Supreme Court Agrees to Hear Challenge to Consumer Bureau’s Authority
WASHINGTON – The Supreme Court agreed Friday to wade into a politically charged dispute over whether the Consumer Financial Protection Bureau, created in the wake of the 2008 financial crisis, is constitutional.
The justices will be reviewing an appeals court decision that upheld the structure of the watchdog agency, but the Trump administration, among others, contends the bureau is unlawfully autonomous.
The CFPB was created as part of the Dodd-Frank legislation in response to the financial crisis.
But Seila Law LLC, the California law firm that is the named petitioner in the case says the structure of the bureau violates the separation of powers.
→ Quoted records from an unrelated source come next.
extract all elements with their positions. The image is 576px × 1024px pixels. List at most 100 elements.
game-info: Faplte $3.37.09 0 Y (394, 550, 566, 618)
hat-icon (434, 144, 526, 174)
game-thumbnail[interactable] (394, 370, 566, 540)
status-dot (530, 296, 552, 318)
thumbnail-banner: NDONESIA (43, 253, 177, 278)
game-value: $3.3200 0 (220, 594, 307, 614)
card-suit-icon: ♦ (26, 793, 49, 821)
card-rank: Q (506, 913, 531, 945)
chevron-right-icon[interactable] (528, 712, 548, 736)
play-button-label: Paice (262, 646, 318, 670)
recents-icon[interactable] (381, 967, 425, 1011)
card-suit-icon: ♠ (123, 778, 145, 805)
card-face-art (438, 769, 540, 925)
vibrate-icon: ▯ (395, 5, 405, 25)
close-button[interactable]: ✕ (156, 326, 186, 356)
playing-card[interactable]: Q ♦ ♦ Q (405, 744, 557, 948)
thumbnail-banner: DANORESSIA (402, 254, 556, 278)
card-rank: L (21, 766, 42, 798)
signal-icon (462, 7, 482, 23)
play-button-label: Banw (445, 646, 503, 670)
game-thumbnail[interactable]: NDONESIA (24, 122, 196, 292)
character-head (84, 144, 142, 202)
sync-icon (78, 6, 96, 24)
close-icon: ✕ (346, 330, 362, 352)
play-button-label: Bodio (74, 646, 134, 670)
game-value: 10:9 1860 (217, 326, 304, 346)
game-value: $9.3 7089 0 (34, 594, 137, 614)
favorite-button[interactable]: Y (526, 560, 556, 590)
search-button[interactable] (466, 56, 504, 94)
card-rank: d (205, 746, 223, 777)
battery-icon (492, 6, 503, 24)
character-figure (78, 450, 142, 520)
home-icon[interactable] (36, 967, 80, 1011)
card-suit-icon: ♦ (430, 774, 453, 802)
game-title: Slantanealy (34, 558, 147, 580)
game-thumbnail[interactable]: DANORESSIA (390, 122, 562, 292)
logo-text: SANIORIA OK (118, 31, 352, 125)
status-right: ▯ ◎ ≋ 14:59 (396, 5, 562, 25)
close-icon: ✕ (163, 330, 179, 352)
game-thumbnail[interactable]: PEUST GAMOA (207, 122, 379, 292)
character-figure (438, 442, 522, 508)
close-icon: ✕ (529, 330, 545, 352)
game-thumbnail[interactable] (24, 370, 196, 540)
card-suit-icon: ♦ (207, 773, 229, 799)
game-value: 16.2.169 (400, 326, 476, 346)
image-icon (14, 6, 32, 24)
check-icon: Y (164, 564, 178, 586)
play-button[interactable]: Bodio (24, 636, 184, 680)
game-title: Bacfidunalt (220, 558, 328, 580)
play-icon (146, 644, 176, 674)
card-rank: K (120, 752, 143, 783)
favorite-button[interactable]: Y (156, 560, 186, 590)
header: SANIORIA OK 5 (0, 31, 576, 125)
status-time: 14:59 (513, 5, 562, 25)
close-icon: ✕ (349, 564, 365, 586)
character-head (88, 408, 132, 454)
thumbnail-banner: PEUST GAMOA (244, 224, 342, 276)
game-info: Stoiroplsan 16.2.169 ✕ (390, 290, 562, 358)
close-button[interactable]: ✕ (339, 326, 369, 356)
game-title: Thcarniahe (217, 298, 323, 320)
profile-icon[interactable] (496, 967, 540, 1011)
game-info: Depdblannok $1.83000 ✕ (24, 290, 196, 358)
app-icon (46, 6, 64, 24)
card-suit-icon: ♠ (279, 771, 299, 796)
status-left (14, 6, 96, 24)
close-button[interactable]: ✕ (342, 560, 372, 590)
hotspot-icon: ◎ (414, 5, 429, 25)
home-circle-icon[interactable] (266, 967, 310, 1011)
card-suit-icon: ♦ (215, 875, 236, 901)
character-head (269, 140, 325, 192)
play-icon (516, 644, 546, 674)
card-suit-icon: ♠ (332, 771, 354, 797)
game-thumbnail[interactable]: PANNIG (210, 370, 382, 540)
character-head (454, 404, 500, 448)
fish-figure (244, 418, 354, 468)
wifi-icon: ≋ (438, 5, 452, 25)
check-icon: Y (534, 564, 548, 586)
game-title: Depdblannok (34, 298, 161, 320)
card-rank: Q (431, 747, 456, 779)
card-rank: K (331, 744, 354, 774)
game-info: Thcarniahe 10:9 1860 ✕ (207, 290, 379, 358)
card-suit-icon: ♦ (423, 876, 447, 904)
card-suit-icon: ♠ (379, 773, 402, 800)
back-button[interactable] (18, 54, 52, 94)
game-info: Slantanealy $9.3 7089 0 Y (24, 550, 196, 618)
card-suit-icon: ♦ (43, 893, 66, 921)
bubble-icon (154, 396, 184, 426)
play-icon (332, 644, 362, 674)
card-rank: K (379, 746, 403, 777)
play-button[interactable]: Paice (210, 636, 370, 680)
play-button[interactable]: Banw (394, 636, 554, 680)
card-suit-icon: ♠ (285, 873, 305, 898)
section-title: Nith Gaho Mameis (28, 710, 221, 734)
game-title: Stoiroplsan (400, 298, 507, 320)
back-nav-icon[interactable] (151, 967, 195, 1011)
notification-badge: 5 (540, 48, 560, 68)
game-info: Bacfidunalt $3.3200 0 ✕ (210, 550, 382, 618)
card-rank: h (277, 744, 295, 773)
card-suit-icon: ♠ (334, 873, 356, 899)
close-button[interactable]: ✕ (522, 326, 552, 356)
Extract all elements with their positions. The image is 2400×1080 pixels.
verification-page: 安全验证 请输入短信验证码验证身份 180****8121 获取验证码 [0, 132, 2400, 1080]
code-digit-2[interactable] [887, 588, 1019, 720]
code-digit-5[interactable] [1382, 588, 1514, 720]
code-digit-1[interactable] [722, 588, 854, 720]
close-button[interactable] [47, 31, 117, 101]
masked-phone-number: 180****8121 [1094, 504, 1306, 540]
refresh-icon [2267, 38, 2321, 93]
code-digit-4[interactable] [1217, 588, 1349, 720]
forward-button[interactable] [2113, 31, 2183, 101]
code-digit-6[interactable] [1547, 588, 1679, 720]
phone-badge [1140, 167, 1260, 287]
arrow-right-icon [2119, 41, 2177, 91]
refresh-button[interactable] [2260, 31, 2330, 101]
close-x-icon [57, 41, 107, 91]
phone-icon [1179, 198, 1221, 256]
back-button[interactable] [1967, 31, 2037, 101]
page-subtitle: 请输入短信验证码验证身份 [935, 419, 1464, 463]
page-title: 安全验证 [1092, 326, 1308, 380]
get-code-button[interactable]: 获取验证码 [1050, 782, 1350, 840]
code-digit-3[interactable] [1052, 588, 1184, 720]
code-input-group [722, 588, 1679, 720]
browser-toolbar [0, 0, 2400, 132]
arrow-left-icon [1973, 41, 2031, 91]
“The Constitution empowers the President to keep federal officers accountable by removing them from office,” the law firm’s writ of certiorari states. “While in limited circumstances the Court has upheld the constitutionality of certain multi-member ‘independent’ agencies, whose leading officers the President can remove only for cause, the Court has never upheld the constitutionality of an independent agency that exercises significant executive authority and is headed by a single person.
“In 2010, Congress created just such an agency: the CFPB,” the brief continues. “Headed by a single director removable only for cause, the CFPB possesses substantial executive authority, including the power to implement and enforce 19 federal consumer-protection statutes.”
The Justice Department has already taken the position the separation of powers question presented by the law firm is “important” and “warrants this Court’s review in an appropriate case.”
Although the justices did not explain their rationale for taking up the case, they did ask that all sides in the case brief and prepare to argue an additional question: Whether, if the Consumer Financial Protection Bureau is found unconstitutional on the basis of the separation of powers, can it be severed from the Dodd-Frank Act?
The U.S. Chamber of Commerce, Cato Institute, Southeastern Legal Foundation, state of Texas and a group of separation of powers scholars are among those who have filed briefs in the case.